Throughout the 70s and 80s, ODE flourished in Scotland.  Formal courses, providing a subject qualification, equivalent to that in any traditional subject, were developed as were post-graduate Masters’ courses.
It is ironic therefore, at a time when Curriculum for Excellence should be embracing outdoor education and its wider methodologies, it is in fact in decline.  Many schools have either reduced or abandoned their specific Outdoor Education posts.  Two factors have impelled schools in this direction.  The first is the unremitting drive for attainment and improved examination results.  From every direction, including that of parents, comes the pressure to drop ‘the frills’ and concentrate on ‘the essentials’.  The second is finance.  Not for several decades have schools had to so tighten their belts.
It is timely therefore that a counterblast should be fired in support of learning outside the classroom.  Simon Beames, Peter Higgins and Robbie Nicol all lecture on Outdoor and Environmental Education at Edinburgh University.  Their newly-published book, Learning Outside the Classroom (Routledge, RPP £18.99) puts the case, as the title suggests, for something much wider than the model of ODE developed in the 1970s and 80s.
They argue that learning and teaching outside the classroom brings curricula alive, provides a much-needed understanding of environmental issues and develops health and well-being.  Nor do they limit such learning to the traditional outdoor subjects but see its approach as consistent with both cross-curricular learning and almost all subject areas.  The first assumption is that learning should start local, rooted in the learner’s own community and experience.  It is by moving from the known to the unknown that real and meaningful learning occurs: start by measuring the playground and the journey from home to school before considering abstract distances, whether in maths or geography.
The argument is for learning that is ‘situated’, that students coming to know ‘their place’ is the starting point of meaningful learning and that learning through local landscapes is the best introduction to community education.
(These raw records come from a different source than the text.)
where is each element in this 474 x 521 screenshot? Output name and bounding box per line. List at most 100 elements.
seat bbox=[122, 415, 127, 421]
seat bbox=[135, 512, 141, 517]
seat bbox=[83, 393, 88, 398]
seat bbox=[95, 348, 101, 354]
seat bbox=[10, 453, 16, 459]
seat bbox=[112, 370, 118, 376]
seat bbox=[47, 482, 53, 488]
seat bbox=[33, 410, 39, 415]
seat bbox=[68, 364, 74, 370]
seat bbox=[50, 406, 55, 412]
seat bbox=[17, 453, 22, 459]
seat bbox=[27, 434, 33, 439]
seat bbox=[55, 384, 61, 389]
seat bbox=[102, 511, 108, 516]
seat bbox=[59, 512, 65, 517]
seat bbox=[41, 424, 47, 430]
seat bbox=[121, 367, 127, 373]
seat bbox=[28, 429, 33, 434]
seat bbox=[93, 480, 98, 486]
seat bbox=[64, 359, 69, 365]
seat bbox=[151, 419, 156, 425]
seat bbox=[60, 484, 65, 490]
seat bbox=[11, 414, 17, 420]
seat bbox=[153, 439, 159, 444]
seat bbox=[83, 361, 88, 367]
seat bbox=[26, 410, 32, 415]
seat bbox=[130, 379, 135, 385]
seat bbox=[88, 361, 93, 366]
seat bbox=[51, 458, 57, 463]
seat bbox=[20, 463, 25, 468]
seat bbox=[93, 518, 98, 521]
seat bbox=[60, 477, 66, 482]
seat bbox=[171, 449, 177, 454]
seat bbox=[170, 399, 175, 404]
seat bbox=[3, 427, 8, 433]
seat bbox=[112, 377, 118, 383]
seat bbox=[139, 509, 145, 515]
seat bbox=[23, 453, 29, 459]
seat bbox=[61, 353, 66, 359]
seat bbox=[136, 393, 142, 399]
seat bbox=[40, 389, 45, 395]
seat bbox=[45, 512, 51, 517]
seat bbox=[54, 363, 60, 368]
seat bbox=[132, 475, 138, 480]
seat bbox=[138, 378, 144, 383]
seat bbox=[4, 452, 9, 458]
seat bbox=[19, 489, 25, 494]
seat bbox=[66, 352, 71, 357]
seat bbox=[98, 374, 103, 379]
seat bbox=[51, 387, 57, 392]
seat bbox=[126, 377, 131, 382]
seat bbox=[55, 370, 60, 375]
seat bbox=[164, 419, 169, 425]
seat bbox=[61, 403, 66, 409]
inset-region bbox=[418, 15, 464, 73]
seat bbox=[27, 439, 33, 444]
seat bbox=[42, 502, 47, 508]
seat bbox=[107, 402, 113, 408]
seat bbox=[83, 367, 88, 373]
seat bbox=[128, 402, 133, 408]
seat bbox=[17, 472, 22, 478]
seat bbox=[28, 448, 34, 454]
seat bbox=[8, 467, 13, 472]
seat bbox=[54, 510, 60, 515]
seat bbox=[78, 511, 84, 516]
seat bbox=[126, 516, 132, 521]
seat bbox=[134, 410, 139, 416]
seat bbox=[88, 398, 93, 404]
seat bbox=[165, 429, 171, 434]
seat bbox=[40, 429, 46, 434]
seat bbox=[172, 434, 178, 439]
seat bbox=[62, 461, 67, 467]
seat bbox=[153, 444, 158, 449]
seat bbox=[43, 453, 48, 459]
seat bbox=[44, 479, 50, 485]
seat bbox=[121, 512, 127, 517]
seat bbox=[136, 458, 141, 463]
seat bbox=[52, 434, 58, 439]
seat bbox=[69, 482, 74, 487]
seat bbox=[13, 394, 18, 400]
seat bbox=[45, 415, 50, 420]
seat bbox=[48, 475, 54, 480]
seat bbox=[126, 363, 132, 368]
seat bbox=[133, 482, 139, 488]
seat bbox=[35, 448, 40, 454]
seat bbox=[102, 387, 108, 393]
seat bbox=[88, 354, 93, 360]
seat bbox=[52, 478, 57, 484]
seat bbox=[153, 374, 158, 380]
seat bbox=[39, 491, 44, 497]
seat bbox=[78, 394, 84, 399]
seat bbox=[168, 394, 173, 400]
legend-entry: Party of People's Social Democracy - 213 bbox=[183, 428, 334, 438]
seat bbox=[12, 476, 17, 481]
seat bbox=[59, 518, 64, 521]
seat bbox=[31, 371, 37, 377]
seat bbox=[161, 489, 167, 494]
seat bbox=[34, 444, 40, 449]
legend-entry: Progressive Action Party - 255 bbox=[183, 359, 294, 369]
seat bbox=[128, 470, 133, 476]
Again, in the areas of moral and ethical education, it is asserted that outdoor learning forces the learner to confront and understand the world in terms not merely of facts or statistics but of the interconnectedness of people and people and people and their environments.  It makes concrete the possibility of education for sustainable development.
Beames, Higgins and Nicol have produced a blast against the dryly didactic methodology which still characterises too much teaching and have advocated adventurous approaches which will enhance the pedagogy of even the best teachers.  The one outstanding doubt is that the necessary emphasis on improving methods again seems to deprioritise content.  Beware, it is the Achilles’ Heel of too much educational innovation.